La seconde heure, et parfois la troisième, étaient
consacrées à des présentations de malades;
on assistait alors a d'extraordinaires numéros entre le
praticien madré et des sujets entraînés par
des années d'asile à tous les exercices de ce type;
sachant fort bien ce qu'on attendait d'eux, produisant les troubles
au signal, ou résistant juste assez au dompteur pour lui
fournir l'occasion d'un morceau de bravoure. Sans être dupe,
l'auditoire se laissait volontiers fasciner par ces démonstrations
de virtuosité. Quand on avait mérité l'attention
du maître, on était récompensé par la
confiance qu'il vous faisait d'un malade pour un entretien particulier.
Aucune prise de contact avec des Indiens sauvages ne m'a plus intimidé que
cette matinée passée avec une vieille dame entourée
de chandails qui se comparait a un hareng pourri au sein d'un bloc
de glace: intacte en apparence, mais menacée de se désagréger
dés que l'enveloppe protectrice fondrait.

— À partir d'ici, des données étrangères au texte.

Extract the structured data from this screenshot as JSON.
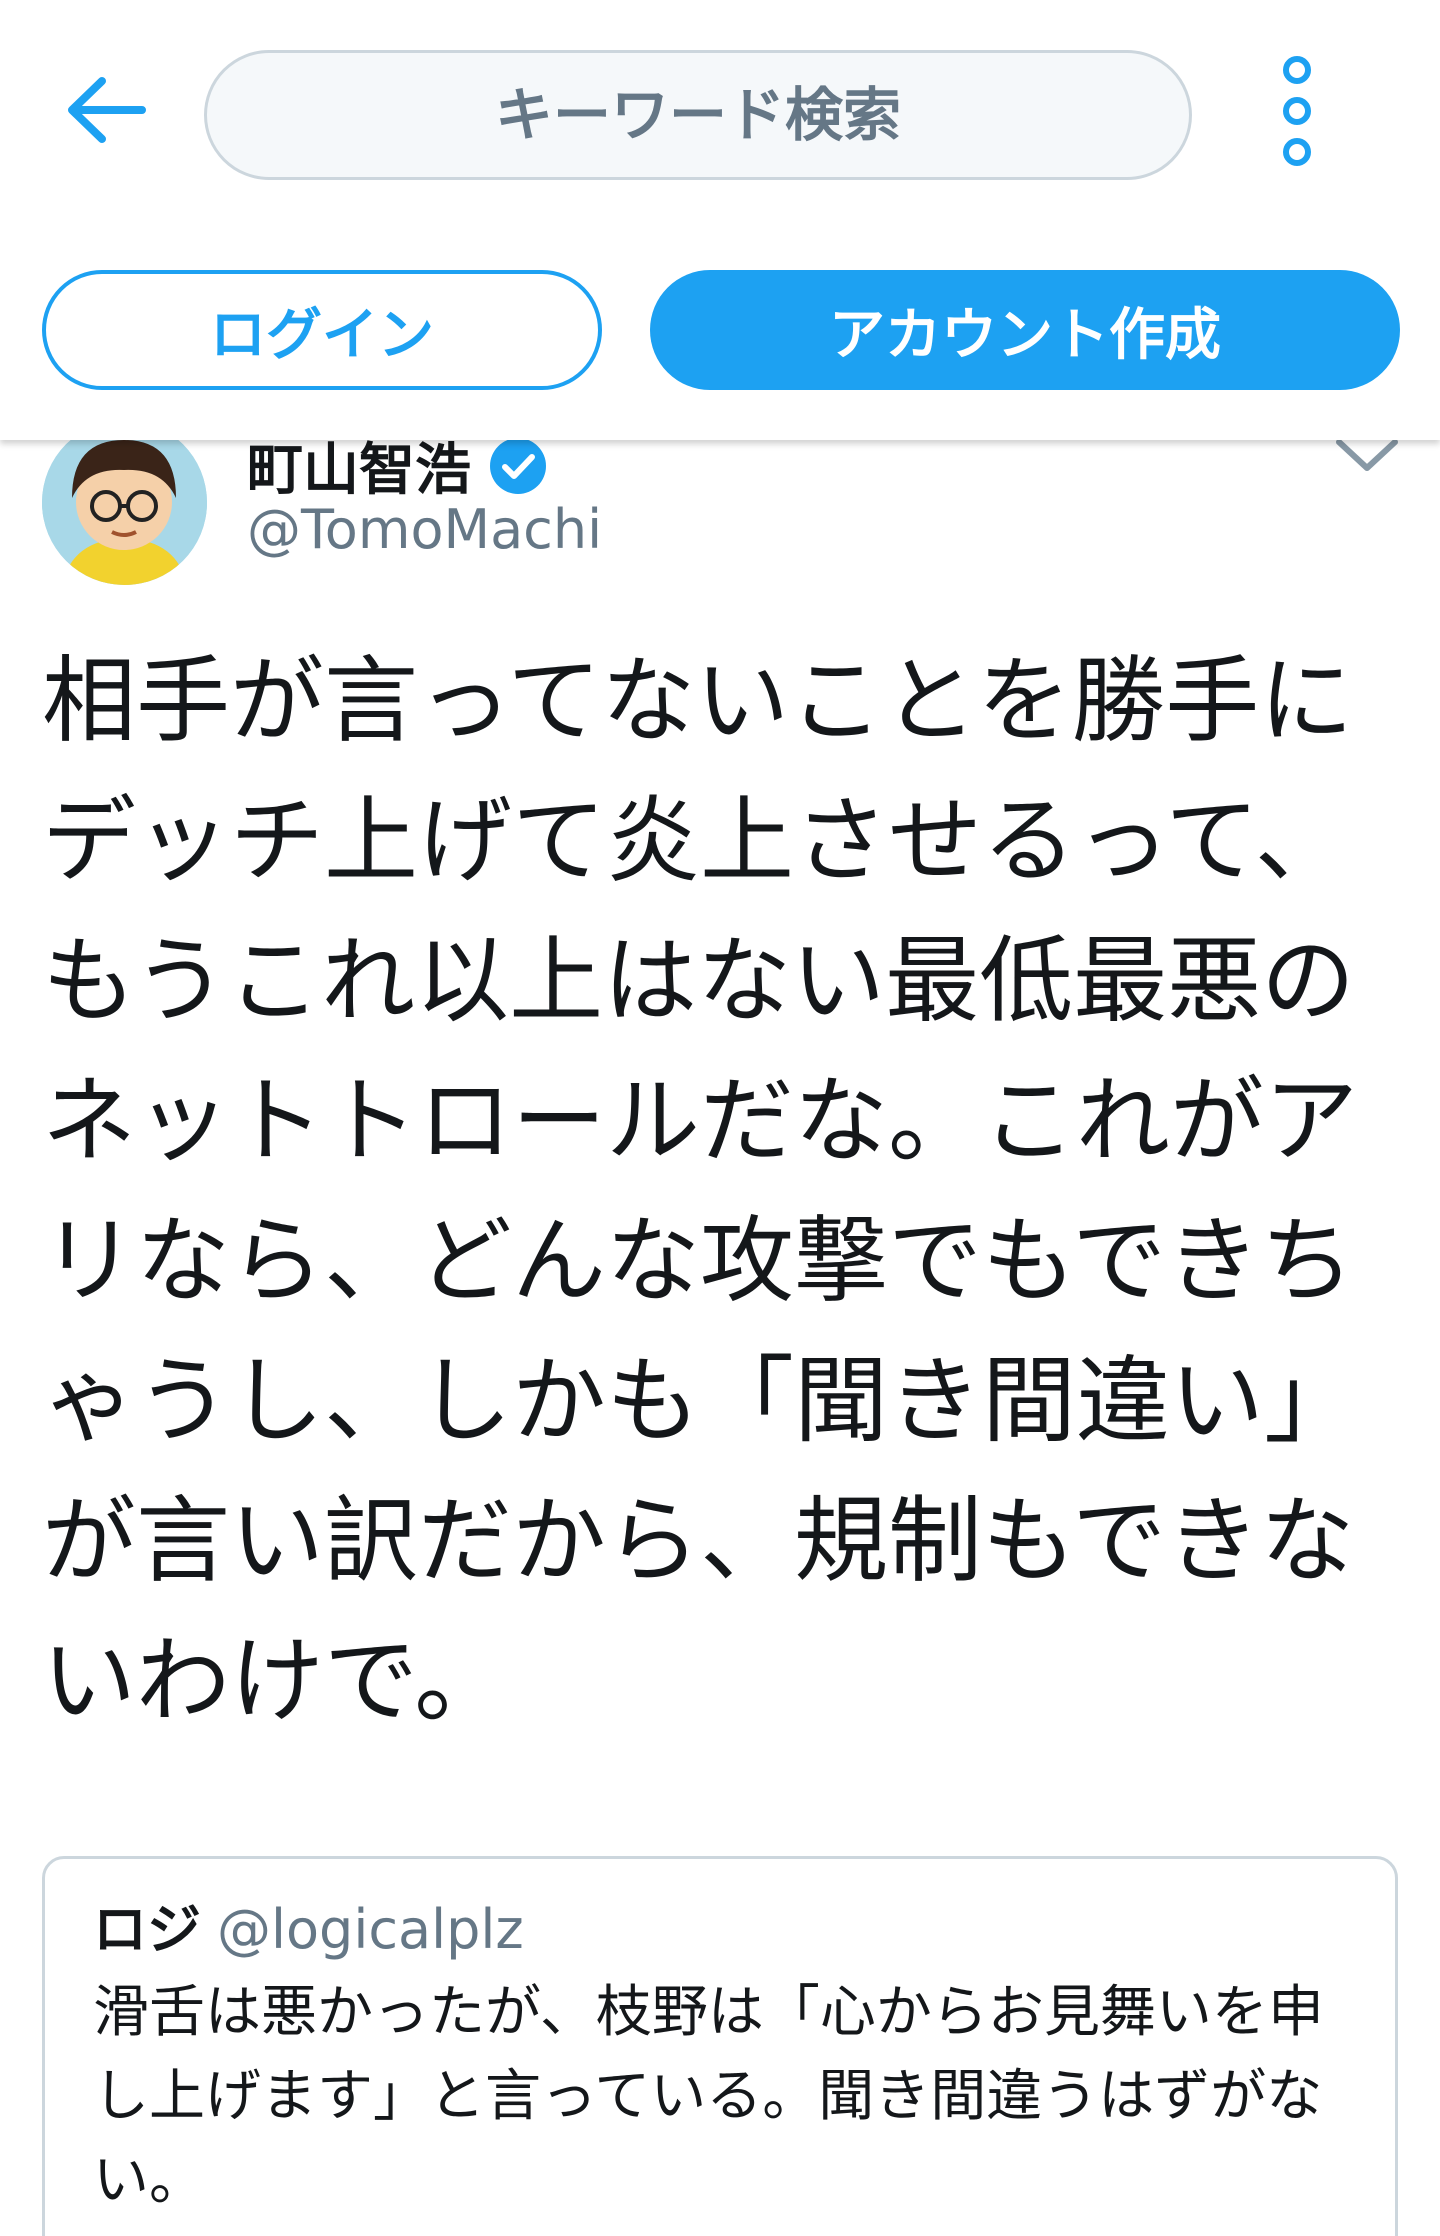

Ce savant un peu mystificateur, animateur d'ouvrages de synthèse
dont l'ample dessein restait au service d'un positivisme critique
assez décevant, était un homme d'une grande noblesse;
il devait me le montrer plus tard, au lendemain de l'armistice
et peu de temps avant sa mort, lorsque, presque aveugle déjà et
retiré dans son village natal de Lédignan, il avait
tenu a m'écrire une lettre attentive et discrète
qui n'avait d'autre objet possible que d'affirmer sa solidarité avec
les premières victimes des événements.
J'ai toujours regretté de ne pas l'avoir connu en pleine
jeunesse, quand, brun et basané a l'image d'un conquistador
et tout frémissant des perspectives scientifiques qu'ouvrait
la psychologie du XIX- siècle, il était parti a la
conquête spirituelle du Nouveau Monde. Dans cette espèce
de coup de foudre qui allait se produire entre lui et la société brésilienne
s'est certainement manifesté un phénomène
mystérieux, quand deux fragments d'une Europe vieille de
quatre cents ans - dont certains éléments essentiels
s'étaient conservés, d'une part dans une famille
protestante méridionale, de l'autre, dans une bourgeoisie
très raffinée et un peu décadente, vivant
au ralenti sous les tropiques - se sont rencontrés, reconnus
et presque ressoudés. L'erreur de Georges Dumas est de n'avoir
jamais pris conscience du caractère véritablement
archéologique de cette conjoncture. Le seul Brésil
qu'il avait su séduire (et auquel un bref passage au pouvoir
allait donner l'illusion d'être le vrai), c'était
celui de ces propriétaires fonciers déplaçant
progressivement leurs capitaux vers des investissements industriels à participation étrangère,
et qui cherchaient une couverture idéologique dans un parlementarisme
de bonne compagnie; ceux-la mêmes que nos étudiants,
issus d'immigrants récents ou de hobereaux liés a
la terre et ruinés par les fluctuations du commerce mondial,
appelaient avec rancœur le gran fino, le grand fin, c'est-à-dire
le dessus du panier. Chose curieuse: la fondation de l'Université de
Sào Paulo, grande œuvre dans la vie de Georges Dumas,
devait permettre à ces classes modestes de commencer leur
ascension en obtenant des diplômes qui leur ouvraient les
positions administratives, si bien que notre mission universitaire
a contribué à former une élite nouvelle, laquelle
allait se détacher de nous dans la mesure où Dumas,
et le Quai d'Orsay à sa suite, se refusaient à comprendre
qu'elle était notre création la plus précieuse,
même si elle s'attelait à la tâche de déboulonner
une féodalité qui nous avait, certes, introduits
au Brésil, mais pour lui servir en partie de caution, et
pour l'autre de passe-temps.
Mais le soir du dîner France-Amérique, nous n'en étions
pas encore, mes collègues et moi - et nos femmes qui nous
accompagnaient - à mesurer le rôle involontaire que
nous allions jouer dans l'évolution de la société brésilienne.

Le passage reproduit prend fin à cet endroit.